The “Skills Gap” Was a Lie
For years, capitalists and their journalistic mouthpieces blamed joblessness on a "skills gap." But there wasn’t a skills gap. There was a gap between what society owes people and what it’s willing to offer them at the expense of corporate profits.

A worker on a dam in Olmsted, Illinois. LouisvilleUSACE / Flickr.
Despite the economic recovery, unemployment still commonplace — indeed, much higher than officially reported. And bosses and pro-corporate politicians still marshall the same excuses as to why. It’s the labor force, they say. The workers themselves aren’t good enough. There’s a “skills gap,” one that only government-subsidized training programs can solve. If this proposed solution amounts to a massive transfer of public resources to the private sector, that’s surely just a coincidence.
The “skills gap” explanation gained a lot of traction during the Great Recession, when unemployment ballooned and corporations were eager to displace responsibility. But left-wing economists maintained that there was was no skills gap at all. Employers were just being as choosy as possible, looking to cut costs by making job training somebody else’s responsibility. And they could get away with it during the recession, since high unemployment meant a torrent of applicants for every job opening, allowing them to hire only the cream of the crop — workers who gained their skills on somebody else’s dime (including their own).

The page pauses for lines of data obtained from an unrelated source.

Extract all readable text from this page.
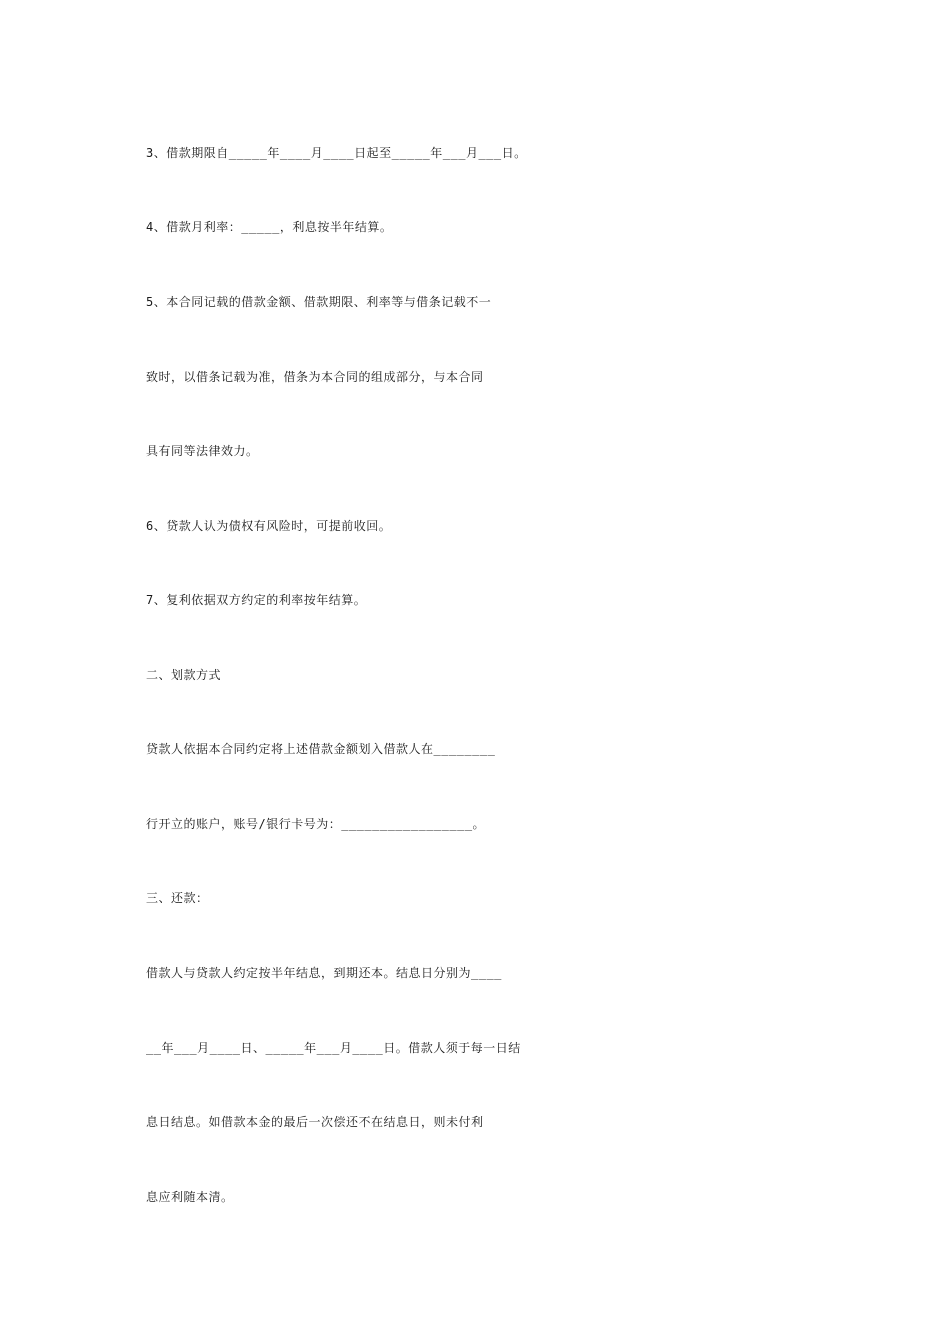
3、借款期限自_____年____月____日起至_____年___月___日。
4、借款月利率：_____，利息按半年结算。
5、本合同记载的借款金额、借款期限、利率等与借条记载不一
致时，以借条记载为准，借条为本合同的组成部分，与本合同
具有同等法律效力。
6、贷款人认为债权有风险时，可提前收回。
7、复利依据双方约定的利率按年结算。
二、划款方式
贷款人依据本合同约定将上述借款金额划入借款人在________
行开立的账户，账号/银行卡号为：_________________。
三、还款：
借款人与贷款人约定按半年结息，到期还本。结息日分别为____
__年___月____日、_____年___月____日。借款人须于每一日结
息日结息。如借款本金的最后一次偿还不在结息日，则未付利
息应利随本清。
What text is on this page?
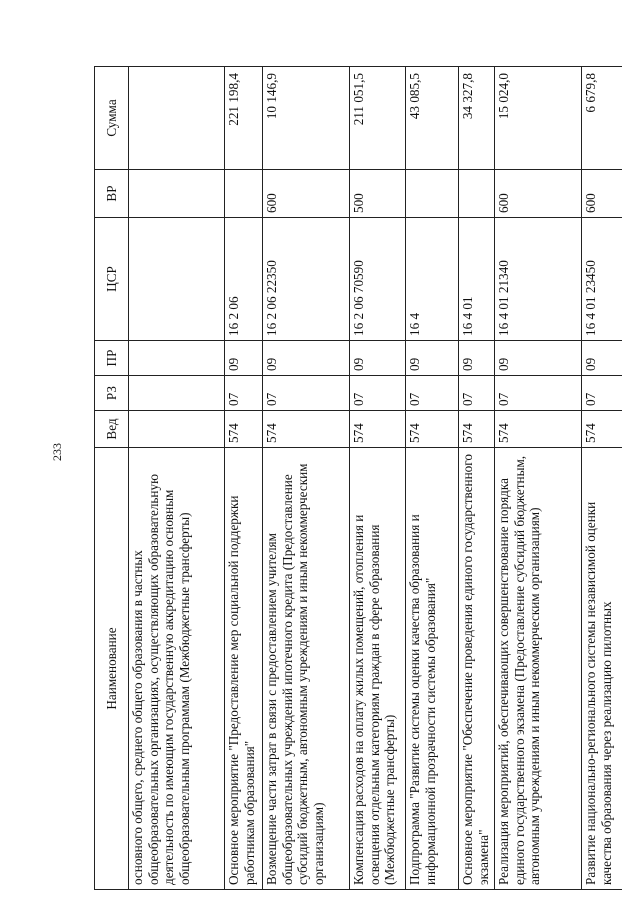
233
Наименование	Вед	РЗ	ПР	ЦСР	ВР	Сумма
основного общего, среднего общего образования в частных общеобразовательных организациях, осуществляющих образовательную деятельность по имеющим государственную аккредитацию основным общеобразовательным программам (Межбюджетные трансферты)						
Основное мероприятие "Предоставление мер социальной поддержки работникам образования"	574	07	09	16 2 06		221 198,4
Возмещение части затрат в связи с предоставлением учителям общеобразовательных учреждений ипотечного кредита (Предоставление субсидий бюджетным, автономным учреждениям и иным некоммерческим организациям)	574	07	09	16 2 06 22350	600	10 146,9
Компенсация расходов на оплату жилых помещений, отопления и освещения отдельным категориям граждан в сфере образования (Межбюджетные трансферты)	574	07	09	16 2 06 70590	500	211 051,5
Подпрограмма "Развитие системы оценки качества образования и информационной прозрачности системы образования"	574	07	09	16 4		43 085,5
Основное мероприятие "Обеспечение проведения единого государственного экзамена"	574	07	09	16 4 01		34 327,8
Реализация мероприятий, обеспечивающих совершенствование порядка единого государственного экзамена (Предоставление субсидий бюджетным, автономным учреждениям и иным некоммерческим организациям)	574	07	09	16 4 01 21340	600	15 024,0
Развитие национально-регионального системы независимой оценки качества образования через реализацию пилотных	574	07	09	16 4 01 23450	600	6 679,8
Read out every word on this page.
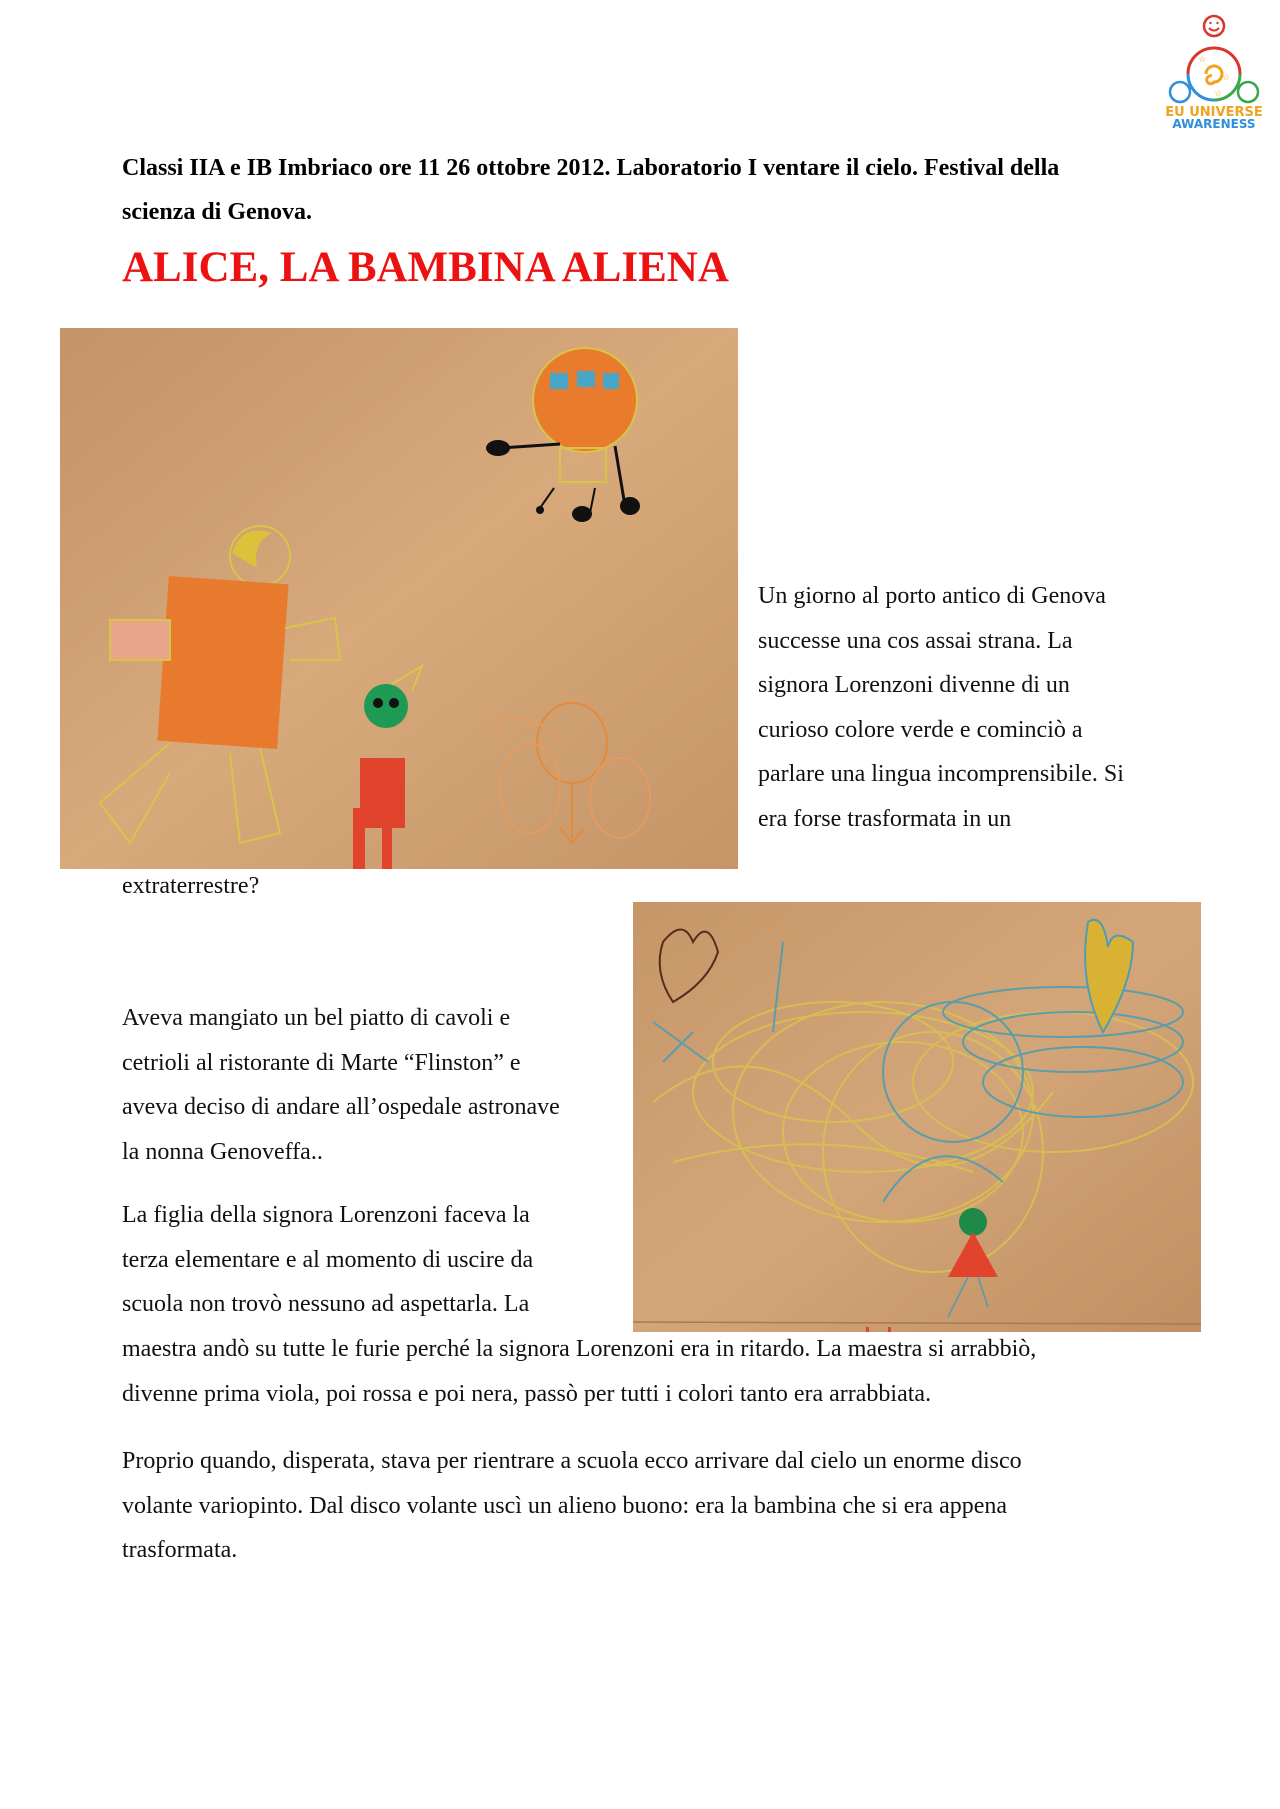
☆
☆
☆
EU UNIVERSE
AWARENESS
Classi IIA e IB Imbriaco ore 11 26 ottobre 2012. Laboratorio I ventare il cielo. Festival della
scienza di Genova.
ALICE, LA BAMBINA ALIENA
Un giorno al porto antico di Genova
successe una cos assai strana. La
signora Lorenzoni divenne di un
curioso colore verde e cominciò a
parlare una lingua incomprensibile. Si
era forse trasformata in un
extraterrestre?
Aveva mangiato un bel piatto di cavoli e
cetrioli al ristorante di Marte “Flinston” e
aveva deciso di andare all’ospedale astronave
la nonna Genoveffa..
La figlia della signora Lorenzoni faceva la
terza elementare e al momento di uscire da
scuola non trovò nessuno ad aspettarla. La
maestra andò su tutte le furie perché la signora Lorenzoni era in ritardo. La maestra si arrabbiò,
divenne prima viola, poi rossa e poi nera, passò per tutti i colori tanto era arrabbiata.
Proprio quando, disperata, stava per rientrare a scuola ecco arrivare dal cielo un enorme disco
volante variopinto. Dal disco volante uscì un alieno buono: era la bambina che si era appena
trasformata.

The skills gap narrative was a bluff, said doubters on the Left. Companies were just pretending that perfectly qualified workers weren’t up to snuff, forcing desperate applicants to pursue training at their own financial expense, compete ruthlessly with each other for jobs for which they were overqualified, and then eventually, exhausted by routine rejections, settle for low wages. Companies were taking advantage of a weak economy to further exploit workers, and they were using the skills gap narrative as cover.